Monday, September 14, 2015

America's Response to Refugees Makes Lady Liberty Weep

"Give me your tired, your poor,
Your huddled masses yearning to breathe free,
The wretched refuse of your teeming shore.
Send these, the homeless, tempest-tossed to me,
I lift my lamp beside the golden door!"
*(Some restrictions may apply)
--Emma Lazurus, inscription, the Statue of Liberty, 1903

Look at the very small print beneath any offer that seems too good to be true and almost always it contains a familiar caveat: some restrictions may apply.  Take the myth embodied in Emma Lazurus’ iconic poem “Colossus”, which adorns the Statue of Liberty in New York harbor.  It declares that America will always welcome the world’s huddled masses, her tempest tossed, yearning to breathe free. But what of this mythical ideal?  This comforting story we still tell ourselves as Americans in 2015? Is it now just false advertising, a faded romantic vision, replaced by America’s post 9/11 xenophobia and our national self absorption?

Maybe Lazarus’ poem should now feature an asterisk on the last line, warning refugees, the war torn, orphans, the “wretched refuse of teeming shores”: some restrictions may apply.  That’s certainly the message our nation has offered these past few weeks as the world community grapples with what to do about the Syrian refugee crisis.  Since Syria’s civil war began four years ago, nine millions Syrians have fled their homes. Six and half million remain in Syria. Three million have found refuge in Turkey, Lebanon, Jordan and Iraq.  The remainder, half under the age of 18, are on the move, desperately seeking sanctuary and mercy.

Many nations have been incredibly generous in embracing the Syrians. Germany: 500,000 refugees. Sweden: 64,700.  France: 24,000. Great Britain: 20,000. Denmark: 11,300. Hungary: 18,800. Bulgaria: 15,000.  Then there’s the United States: until last week we’d welcomed just 1,500 in four years.  That’s not a typo. That number works out to .016 of the Syrian refugees. In a land of 321 million people, a land of immigrants, among the richest and most powerful on earth, we can’t even find the room to welcome enough folks to populate a very, very small town. For comparison: if the United States were as magnanimous as Germany, we’d be ready to shelter 3.2 million refugees.

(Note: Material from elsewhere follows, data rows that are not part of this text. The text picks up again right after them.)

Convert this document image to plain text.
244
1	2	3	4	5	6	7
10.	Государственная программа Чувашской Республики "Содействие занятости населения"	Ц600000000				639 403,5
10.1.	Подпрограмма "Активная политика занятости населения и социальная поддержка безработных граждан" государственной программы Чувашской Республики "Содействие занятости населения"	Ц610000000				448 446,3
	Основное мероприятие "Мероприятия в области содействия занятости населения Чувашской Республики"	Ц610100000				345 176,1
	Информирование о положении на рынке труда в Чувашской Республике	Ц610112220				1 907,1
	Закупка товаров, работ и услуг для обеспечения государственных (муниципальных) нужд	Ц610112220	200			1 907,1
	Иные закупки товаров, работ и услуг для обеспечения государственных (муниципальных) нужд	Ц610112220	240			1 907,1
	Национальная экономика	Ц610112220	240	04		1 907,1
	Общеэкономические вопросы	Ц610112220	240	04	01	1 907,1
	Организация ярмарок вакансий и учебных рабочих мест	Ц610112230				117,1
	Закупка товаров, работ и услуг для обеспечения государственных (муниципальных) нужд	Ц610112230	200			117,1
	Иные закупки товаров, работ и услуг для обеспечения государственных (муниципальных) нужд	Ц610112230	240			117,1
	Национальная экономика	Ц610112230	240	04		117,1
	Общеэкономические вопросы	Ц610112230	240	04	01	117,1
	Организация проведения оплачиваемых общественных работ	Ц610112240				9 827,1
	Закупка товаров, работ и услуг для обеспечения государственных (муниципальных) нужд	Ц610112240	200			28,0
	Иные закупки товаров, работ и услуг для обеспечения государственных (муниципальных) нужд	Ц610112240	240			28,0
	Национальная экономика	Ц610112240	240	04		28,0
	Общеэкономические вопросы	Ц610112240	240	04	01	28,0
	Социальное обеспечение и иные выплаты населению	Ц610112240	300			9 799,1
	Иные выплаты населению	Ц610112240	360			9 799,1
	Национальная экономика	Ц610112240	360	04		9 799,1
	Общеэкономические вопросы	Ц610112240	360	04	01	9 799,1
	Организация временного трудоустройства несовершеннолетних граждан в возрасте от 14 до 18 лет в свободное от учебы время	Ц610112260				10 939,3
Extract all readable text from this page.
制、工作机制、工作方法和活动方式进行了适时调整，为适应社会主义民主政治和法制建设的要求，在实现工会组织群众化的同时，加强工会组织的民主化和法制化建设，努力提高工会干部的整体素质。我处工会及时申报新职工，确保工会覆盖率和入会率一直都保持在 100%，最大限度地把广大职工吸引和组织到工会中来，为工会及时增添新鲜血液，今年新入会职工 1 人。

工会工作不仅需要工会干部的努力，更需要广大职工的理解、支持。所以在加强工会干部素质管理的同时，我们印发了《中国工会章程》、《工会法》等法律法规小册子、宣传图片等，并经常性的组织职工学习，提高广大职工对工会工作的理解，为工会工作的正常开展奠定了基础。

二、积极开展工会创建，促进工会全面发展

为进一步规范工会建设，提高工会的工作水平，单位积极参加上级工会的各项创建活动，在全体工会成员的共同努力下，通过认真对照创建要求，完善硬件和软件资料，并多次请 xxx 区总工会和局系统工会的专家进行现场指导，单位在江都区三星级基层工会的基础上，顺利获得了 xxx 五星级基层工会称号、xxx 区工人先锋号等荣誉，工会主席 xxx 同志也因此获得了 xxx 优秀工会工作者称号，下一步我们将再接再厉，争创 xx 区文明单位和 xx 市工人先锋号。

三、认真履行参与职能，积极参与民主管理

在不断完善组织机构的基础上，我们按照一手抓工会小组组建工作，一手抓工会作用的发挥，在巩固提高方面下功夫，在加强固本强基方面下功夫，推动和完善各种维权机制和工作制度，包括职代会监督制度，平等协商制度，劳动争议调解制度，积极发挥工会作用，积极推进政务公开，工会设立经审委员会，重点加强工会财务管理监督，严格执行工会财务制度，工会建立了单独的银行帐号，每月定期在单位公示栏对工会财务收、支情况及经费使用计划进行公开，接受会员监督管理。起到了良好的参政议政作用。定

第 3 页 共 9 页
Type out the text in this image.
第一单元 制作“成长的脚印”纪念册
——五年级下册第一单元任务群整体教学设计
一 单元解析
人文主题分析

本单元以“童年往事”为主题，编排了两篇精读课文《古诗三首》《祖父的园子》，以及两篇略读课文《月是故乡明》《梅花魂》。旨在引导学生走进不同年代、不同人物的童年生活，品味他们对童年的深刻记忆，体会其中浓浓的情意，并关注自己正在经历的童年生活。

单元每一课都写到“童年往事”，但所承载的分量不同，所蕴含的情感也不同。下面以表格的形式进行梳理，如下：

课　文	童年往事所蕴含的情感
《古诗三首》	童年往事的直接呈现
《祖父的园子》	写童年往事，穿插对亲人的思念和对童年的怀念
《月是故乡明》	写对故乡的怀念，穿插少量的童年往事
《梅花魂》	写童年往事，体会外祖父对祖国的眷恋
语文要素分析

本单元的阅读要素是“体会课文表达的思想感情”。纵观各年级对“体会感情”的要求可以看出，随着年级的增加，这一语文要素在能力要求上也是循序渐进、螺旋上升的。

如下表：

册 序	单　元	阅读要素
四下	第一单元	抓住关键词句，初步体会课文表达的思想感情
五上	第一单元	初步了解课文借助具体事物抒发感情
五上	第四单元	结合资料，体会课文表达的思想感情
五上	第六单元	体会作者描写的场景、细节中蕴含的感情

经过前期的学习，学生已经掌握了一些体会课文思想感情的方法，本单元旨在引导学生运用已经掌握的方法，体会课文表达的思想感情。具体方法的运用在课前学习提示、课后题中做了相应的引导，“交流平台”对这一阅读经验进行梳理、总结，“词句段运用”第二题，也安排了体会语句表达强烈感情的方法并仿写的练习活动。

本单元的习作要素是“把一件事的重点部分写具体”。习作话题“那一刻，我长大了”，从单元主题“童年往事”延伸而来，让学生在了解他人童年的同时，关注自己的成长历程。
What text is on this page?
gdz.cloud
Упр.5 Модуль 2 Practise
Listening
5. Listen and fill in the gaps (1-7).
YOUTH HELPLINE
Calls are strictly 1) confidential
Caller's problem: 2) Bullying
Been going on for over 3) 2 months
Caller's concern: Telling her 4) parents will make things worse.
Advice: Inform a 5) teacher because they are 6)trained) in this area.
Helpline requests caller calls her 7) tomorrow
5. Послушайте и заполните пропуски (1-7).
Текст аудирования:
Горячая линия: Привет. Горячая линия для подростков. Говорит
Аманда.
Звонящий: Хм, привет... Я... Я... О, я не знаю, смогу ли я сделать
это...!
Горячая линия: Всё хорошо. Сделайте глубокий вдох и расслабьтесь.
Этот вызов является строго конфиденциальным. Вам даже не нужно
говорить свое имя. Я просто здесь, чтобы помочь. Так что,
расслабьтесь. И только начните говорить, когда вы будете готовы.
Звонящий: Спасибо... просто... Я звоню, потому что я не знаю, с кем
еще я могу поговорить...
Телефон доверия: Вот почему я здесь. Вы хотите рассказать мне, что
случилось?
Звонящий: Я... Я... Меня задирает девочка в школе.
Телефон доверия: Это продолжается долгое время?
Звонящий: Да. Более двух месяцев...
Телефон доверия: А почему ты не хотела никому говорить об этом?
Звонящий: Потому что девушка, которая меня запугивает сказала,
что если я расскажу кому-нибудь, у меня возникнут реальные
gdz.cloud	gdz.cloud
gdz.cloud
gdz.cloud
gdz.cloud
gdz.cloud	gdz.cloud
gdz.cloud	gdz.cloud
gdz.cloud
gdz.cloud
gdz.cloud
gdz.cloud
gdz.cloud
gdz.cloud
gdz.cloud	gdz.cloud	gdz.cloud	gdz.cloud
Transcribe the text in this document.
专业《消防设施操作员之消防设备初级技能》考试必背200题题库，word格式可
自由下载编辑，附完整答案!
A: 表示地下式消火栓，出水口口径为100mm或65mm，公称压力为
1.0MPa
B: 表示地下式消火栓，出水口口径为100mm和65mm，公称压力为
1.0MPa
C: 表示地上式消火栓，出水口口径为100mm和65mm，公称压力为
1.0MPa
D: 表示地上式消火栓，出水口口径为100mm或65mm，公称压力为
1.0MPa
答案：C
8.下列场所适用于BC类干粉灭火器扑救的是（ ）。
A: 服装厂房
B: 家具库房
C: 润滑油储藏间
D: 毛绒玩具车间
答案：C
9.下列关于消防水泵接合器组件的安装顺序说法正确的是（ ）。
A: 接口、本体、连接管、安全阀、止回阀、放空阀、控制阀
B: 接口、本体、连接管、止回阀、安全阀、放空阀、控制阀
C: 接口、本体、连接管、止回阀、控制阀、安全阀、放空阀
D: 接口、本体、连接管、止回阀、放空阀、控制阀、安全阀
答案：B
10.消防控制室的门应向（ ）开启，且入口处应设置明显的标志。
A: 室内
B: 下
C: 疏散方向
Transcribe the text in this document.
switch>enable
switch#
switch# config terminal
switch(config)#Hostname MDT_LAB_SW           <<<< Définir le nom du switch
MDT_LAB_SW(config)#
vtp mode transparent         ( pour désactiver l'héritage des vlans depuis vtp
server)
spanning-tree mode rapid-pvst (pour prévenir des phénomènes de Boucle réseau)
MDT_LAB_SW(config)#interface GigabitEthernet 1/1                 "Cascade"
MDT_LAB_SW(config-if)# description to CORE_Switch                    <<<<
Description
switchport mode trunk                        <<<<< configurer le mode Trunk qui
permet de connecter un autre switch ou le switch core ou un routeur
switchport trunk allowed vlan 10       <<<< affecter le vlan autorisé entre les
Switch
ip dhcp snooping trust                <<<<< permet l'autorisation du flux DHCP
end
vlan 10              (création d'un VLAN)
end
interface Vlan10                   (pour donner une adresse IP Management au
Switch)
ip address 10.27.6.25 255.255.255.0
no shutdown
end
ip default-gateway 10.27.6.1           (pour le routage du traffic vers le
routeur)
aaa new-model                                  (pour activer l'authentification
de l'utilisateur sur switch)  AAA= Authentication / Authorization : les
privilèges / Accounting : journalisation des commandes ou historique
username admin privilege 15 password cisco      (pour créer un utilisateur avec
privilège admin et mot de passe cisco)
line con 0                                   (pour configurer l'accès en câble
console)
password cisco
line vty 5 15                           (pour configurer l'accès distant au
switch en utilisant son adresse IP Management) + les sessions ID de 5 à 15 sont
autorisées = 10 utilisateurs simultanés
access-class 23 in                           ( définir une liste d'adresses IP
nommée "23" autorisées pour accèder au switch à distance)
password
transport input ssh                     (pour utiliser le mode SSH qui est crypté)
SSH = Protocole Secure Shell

There are plenty of political and bureaucratic excuses for this lack of mercy.  It can take up to two years to vet refugees after they apply.  Blame that on 9/11. We need to take care of “our own” first, right? Presidential candidates squirm when asked about what to do.  All of this avoidance of responsibility makes me wonder how quickly many of us forget that millions of us are here because our forebears landed on these shores. They weren’t turned away. Lazarus’ poem did once ring true.

As a person of faith, the refugee crisis reminds me that in the practice of religion, the refugee always claims a special place in the heart of God.  Jewish: “You shall love the alien as yourself, for you were aliens [once].” Christian: “I was a stranger and you welcomed me.” Muslim: “Do good: to orphans, those in need, the wayfarer.” We’ve talked about this crisis in political, practical, and national security terms.  But now our compassionate God asks us as a nation to talk about the refugee crisis in moral terms.

What is our moral responsibility as Americans to fellow human beings, who wander the earth with no place to call home?  What is the right thing to do in response to the worst refugee crisis of the last 25 years? If we were displaced and homeless, with nothing but the clothes on our backs, huddling in a bus station, beset by angry crowds, fleeing political chaos, would we not pray for just a little mercy?

So imagine this. There are more than 350,000 houses of worship in the U.S.  Imagine the larger ones stepping up and agreeing to host and settle just one refugee family. Imagine smaller ones banding together to do the same.  Imagine our political leaders talking about the refugees as a community to be embraced, not just a problem to be managed.  

I was a stranger and you welcomed me in.  That’s the bottom line, the call, and the need, right now. It is the good and decent and merciful thing to do. No asterisk.  No excuses.  Lady Liberty expects nothing less.